While California recovers from the deadliest wildfires in the state's history, investigators are asking, how did this happen? Forensic teams are sifting through ashes and interviewing witnesses trying to find out who or what started the fires. Ron Eldridge of CAL FIRE has investigated fires in California for more than a decade and joins us now. Welcome to the program.

RON ELDRIDGE: Thank you.

SHAPIRO: In your experience, does the breakthrough often come from an eyewitness, from actual forensic evidence on the ground? How do you find out how something like this began?

ELDRIDGE: It's both. The investigators will start out looking at the indicators on the ground and what that leads them to, developing a theory as to what caused the fire and then reaching out to anybody and everybody that possibly could have seen, whether it was a vehicle in the area, whether it was kids in the area, whatever the case may be, you know, reaching out to those witnesses and gathering more and more information.

SHAPIRO: So take us into the room where people are discussing this day by day. How closely does it resemble, for example, crime scene investigations that we might have seen on TV or in the movies?

ELDRIDGE: It's very similar. Our whole job is based on scientific method and gathering information, and sometimes indicators are false, and there's lots of influences on those indicators, you know, from wind to firefighting efforts. Sometimes, you know, as the crews come in and start fighting fire, that's their priority, and sometimes that ends up disturbing what we're looking at.

SHAPIRO: California's Public Utilities Commission has asked the power company PG&E and six telecom companies to preserve all evidence connected to the fires. While we don't know whether power lines were responsible for starting these fires, how common would that sort of situation be?

ELDRIDGE: I wouldn't call it common. There's not a discernible pattern there. Each case is individual, and we look at where the evidence leads us to what the cause of the fire is.

SHAPIRO: Are these sorts of things more often caused by arson, downed power lines, a campfire that somebody didn't put out? What tends to be the most frequent cause of something like this?

ELDRIDGE: Most all of our fires are human-caused type fires.

SHAPIRO: That seems to encompass a lot of different things.

ELDRIDGE: Yeah. I mean, it's - that's everything, anything from an abandoned campfire to - there's all kinds of different human-caused fires. If not for the human element, the fire would not have started.

SHAPIRO: How often are you unable to conclude what caused the fires?

ELDRIDGE: Very seldom, but what does happen occasionally is maybe we can only narrow it down to two or three things. We can't say that it was this one thing. And so in those cases, sometimes fires we classify them as undetermined, but it's not that we didn't figure it out. It's that we can't rule out every single possible ignition source.

SHAPIRO: What do you think the biggest challenge is going to be in determining the cause of these fires?

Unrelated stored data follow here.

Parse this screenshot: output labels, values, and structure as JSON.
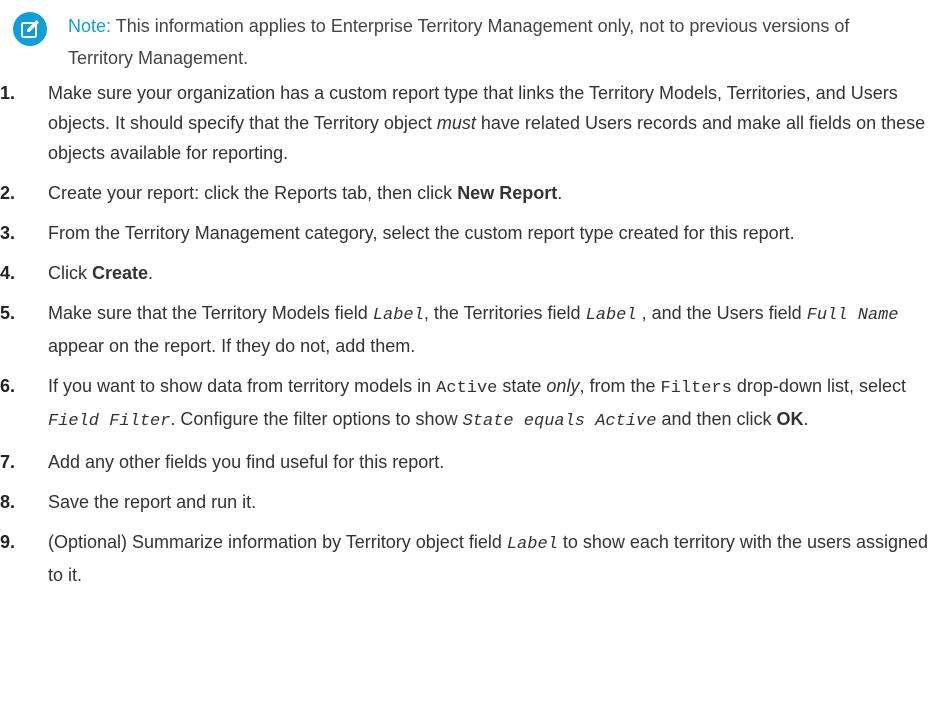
{
  "note": {
    "label": "Note:",
    "text": "This information applies to Enterprise Territory Management only, not to previous versions of Territory Management.",
    "icon": "edit-note-icon",
    "accent_color": "#0e9ed9"
  },
  "steps": [
    {
      "num": "1.",
      "parts": [
        "Make sure your organization has a custom report type that links the Territory Models, Territories, and Users objects. It should specify that the Territory object ",
        "must",
        " have related Users records and make all fields on these objects available for reporting."
      ]
    },
    {
      "num": "2.",
      "parts": [
        "Create your report: click the Reports tab, then click ",
        "New Report",
        "."
      ]
    },
    {
      "num": "3.",
      "parts": [
        "From the Territory Management category, select the custom report type created for this report."
      ]
    },
    {
      "num": "4.",
      "parts": [
        "Click ",
        "Create",
        "."
      ]
    },
    {
      "num": "5.",
      "parts": [
        "Make sure that the Territory Models field ",
        "Label",
        ", the Territories field ",
        "Label",
        " , and the Users field ",
        "Full Name",
        " appear on the report. If they do not, add them."
      ]
    },
    {
      "num": "6.",
      "parts": [
        "If you want to show data from territory models in ",
        "Active",
        " state ",
        "only",
        ", from the ",
        "Filters",
        " drop-down list, select ",
        "Field Filter",
        ". Configure the filter options to show ",
        "State equals Active",
        " and then click ",
        "OK",
        "."
      ]
    },
    {
      "num": "7.",
      "parts": [
        "Add any other fields you find useful for this report."
      ]
    },
    {
      "num": "8.",
      "parts": [
        "Save the report and run it."
      ]
    },
    {
      "num": "9.",
      "parts": [
        "(Optional) Summarize information by Territory object field ",
        "Label",
        " to show each territory with the users assigned to it."
      ]
    }
  ]
}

ELDRIDGE: It's just the size. There's going to be a lot and a lot of people to interview that may have seen things prior to the fires starting or as the fires started. So it's just - it's going to take a long time to sit down with all those individuals and find out what they saw.

SHAPIRO: Does a long time mean months, years?

ELDRIDGE: It takes what it takes. It's kind of similar to, you know, reading a book. You don't judge the end of a book by the first three or four chapters. You have to go through and gather all that information and look at all the information and make sure that, you know, what you're seeing is correct and ultimately building that book. And then writing a final chapter is what the origin and cause of that fire is.

SHAPIRO: Ron Eldridge is deputy chief of law enforcement for CAL FIRE. Thank you for talking with us today.